A B.C. firearms safety instructor believes Mountain Equipment Co-op will alienate many customers if it drops products linked to a major U.S. ammunition and gun manufacturer.

More than 40,000 people have signed petition calling on retailer to stop selling Vista-owned brands

A U.S. salesman clears the chamber of an AR-15 at the Ready Gunner gun store In Provo, Utah. The AR-15 is one of the guns that the Vista Outdoor company manufactures. (George Frey/Reuters)

A B.C. firearms safety instructor believes Mountain Equipment Co-op will alienate many customers if it drops products linked to a major U.S. ammunition and gun manufacturer.

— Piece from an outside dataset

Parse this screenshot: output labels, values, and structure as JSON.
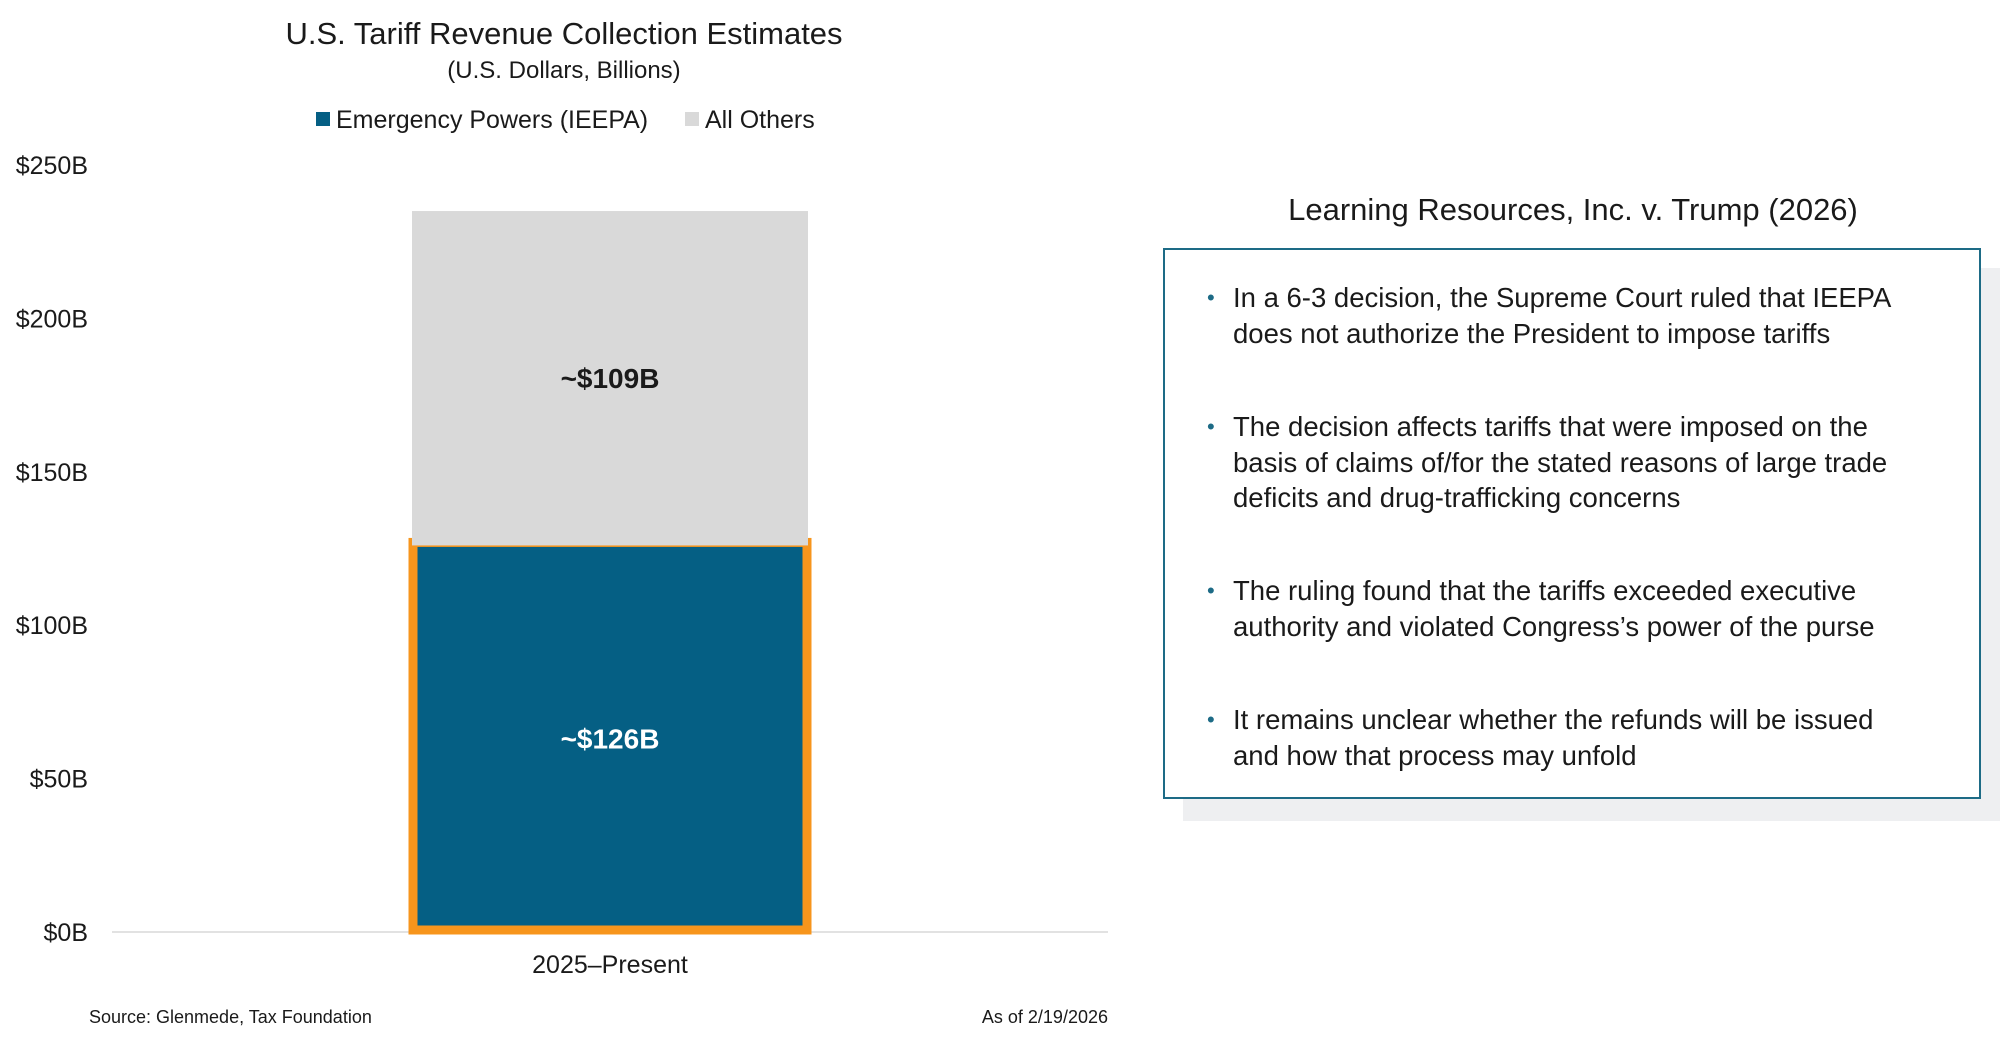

More than 40,000 people have signed a petition calling on MEC to stop selling brands like Camelbak and Giro, which are owned by Vista Outdoor Inc. The company also makes guns, including semi-automatic rifles similar to the AR-15.

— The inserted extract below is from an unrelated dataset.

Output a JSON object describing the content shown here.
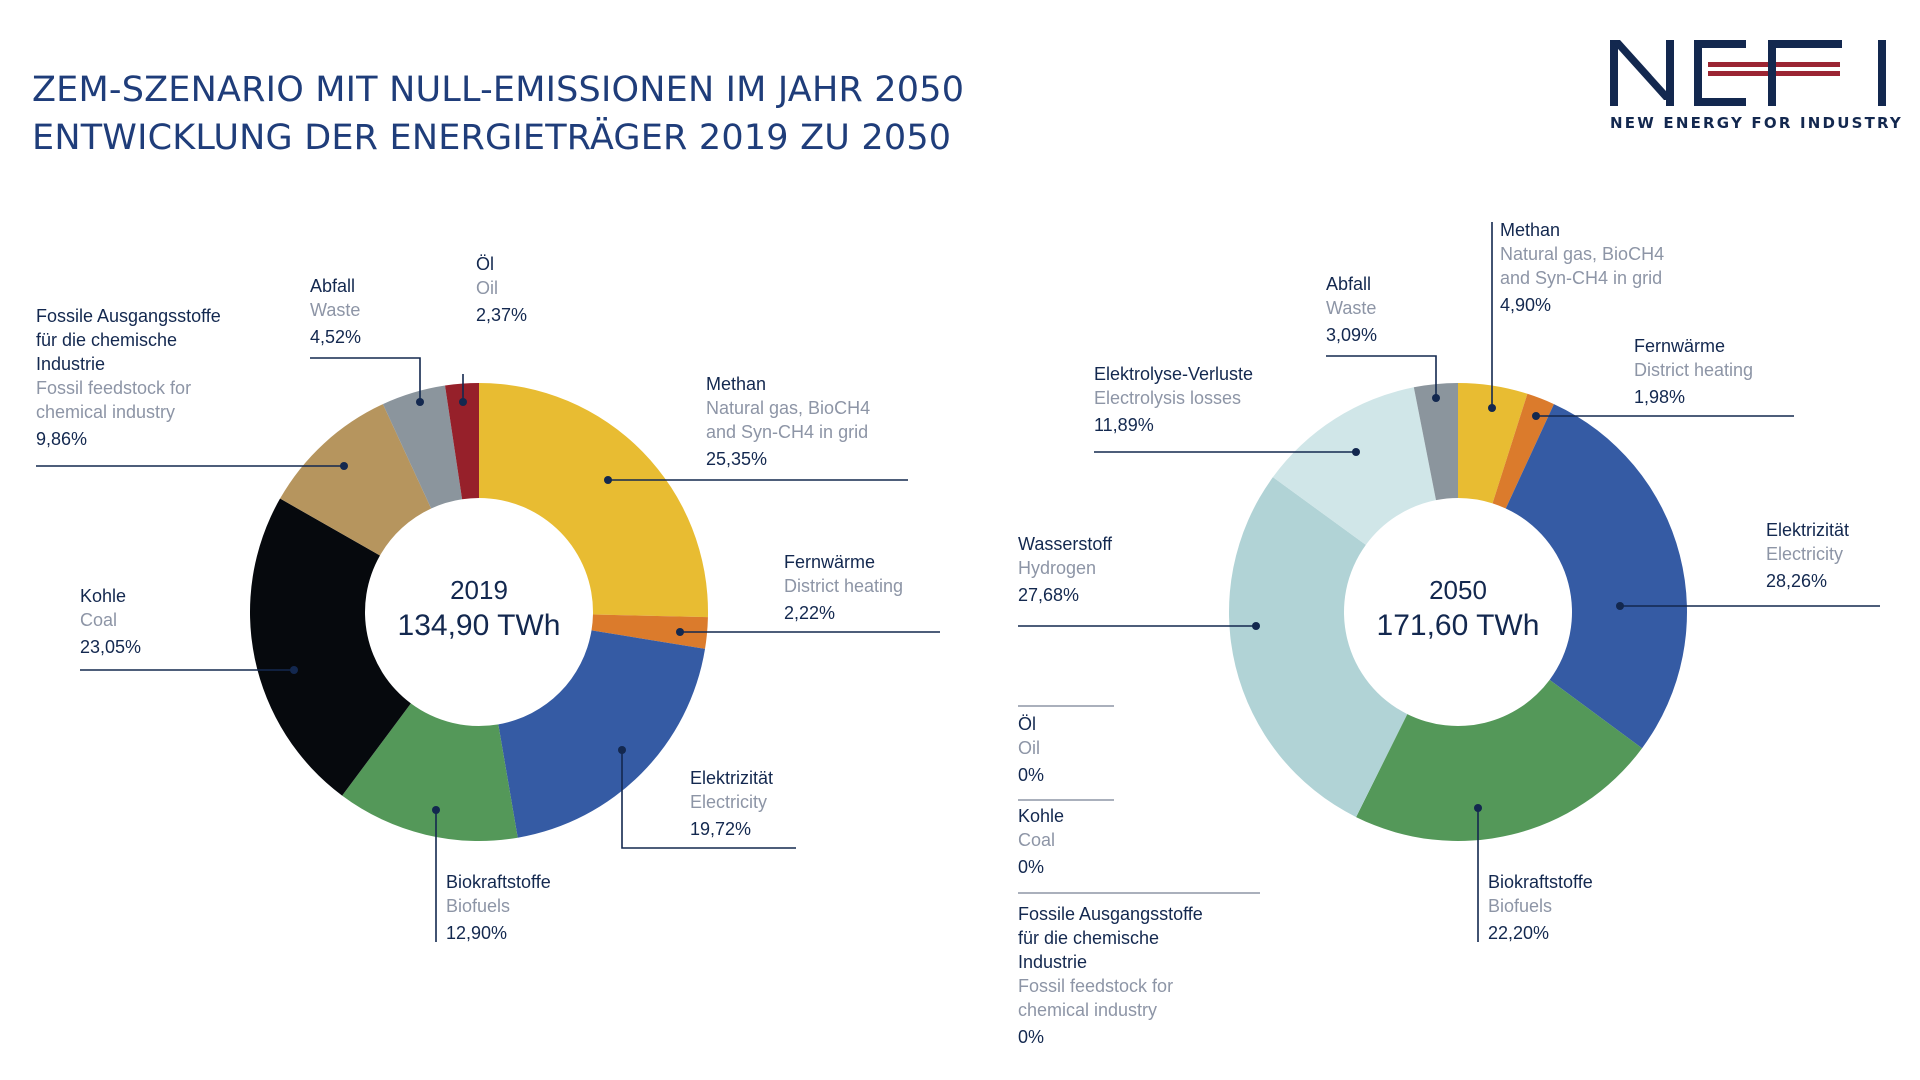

Eddie Banner, a firearms instructor based in Victoria, thinks dropping these brands would be a mistake.   

"No matter which direction they take, they will end up upsetting people but I'm glad so far they've taken the time to consider other angles. They haven't been too hasty," Banner told On The Coast host Gloria Macarenko.

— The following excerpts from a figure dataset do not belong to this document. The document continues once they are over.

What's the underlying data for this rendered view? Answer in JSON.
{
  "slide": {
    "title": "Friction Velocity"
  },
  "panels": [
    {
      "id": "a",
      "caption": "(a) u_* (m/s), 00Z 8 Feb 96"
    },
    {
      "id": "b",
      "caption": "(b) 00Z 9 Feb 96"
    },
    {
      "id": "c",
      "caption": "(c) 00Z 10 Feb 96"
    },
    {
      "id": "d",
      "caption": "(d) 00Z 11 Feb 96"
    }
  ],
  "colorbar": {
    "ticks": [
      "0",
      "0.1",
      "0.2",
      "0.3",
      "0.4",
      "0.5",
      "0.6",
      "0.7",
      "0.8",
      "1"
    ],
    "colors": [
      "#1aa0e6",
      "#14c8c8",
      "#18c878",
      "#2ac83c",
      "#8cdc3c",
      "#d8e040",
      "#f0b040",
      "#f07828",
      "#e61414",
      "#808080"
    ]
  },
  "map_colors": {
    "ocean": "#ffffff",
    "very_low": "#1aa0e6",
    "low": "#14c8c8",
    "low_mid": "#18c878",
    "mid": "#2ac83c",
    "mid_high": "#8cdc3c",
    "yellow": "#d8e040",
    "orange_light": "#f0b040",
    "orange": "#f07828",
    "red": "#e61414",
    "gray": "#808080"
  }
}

In a statement issued Monday evening, the Vancouver-based outdoor apparel and goods chain said it spent the day listening to members through email, telephone and social media.

Polarizing the market

Banner said dropping these brands could alienate two large groups of shoppers.

On one hand, there are the hunting and shooting sports enthusiasts — a market whose size is underestimated, he said. There are also consumers who don't want MEC to become politicized, Banner added.

"The most popular response I'm getting is that everything seems to be politicized these days," he said.

Banner said he set up several polls on social media, and found "many businesses are taking political sides and a lot of people are finding this frustrating.

"Those customers can vote with their wallets essentially."

 'The pit bull of firearms'

He thinks that the debate comes down to a lack of understanding about firearms, and ones like the AR-15 in particular, which was used in the Parkland, Fla., school shooting.

"The AR-15 is quite a misunderstood rifle," he said. "It's almost like the pitbull of firearms in many ways. It gets lots of undeserved negative press much like pit bulls when it's not really the animal or firearm in question.

"It's how… the people responsible for them how they behave that's really key."

The highly emotional response from the public over the revelation that MEC products are linked to Vista is understandable, said Banner, but he disagrees with the boycott, describing it as extreme.

He pointed to another outdoor gear brand, Black Diamond, which falls under the parent company, Clarus. That company makes bullets — including ammunition for semi-automatic rifles — under the brand Sierra.

Eddie Banner, firearms safety instructor based in Victoria, B.C., noted that brands like Black Diamond, Honeywell and General Electric are also being associated with weapons and ammunition production. (Facebook)

He noted Honeywell and General Electric are household names that manufacture missiles, "and yet people aren't calling to boycott those companies and those products."

"This call for a boycott because of political reasons is perhaps a little misguided."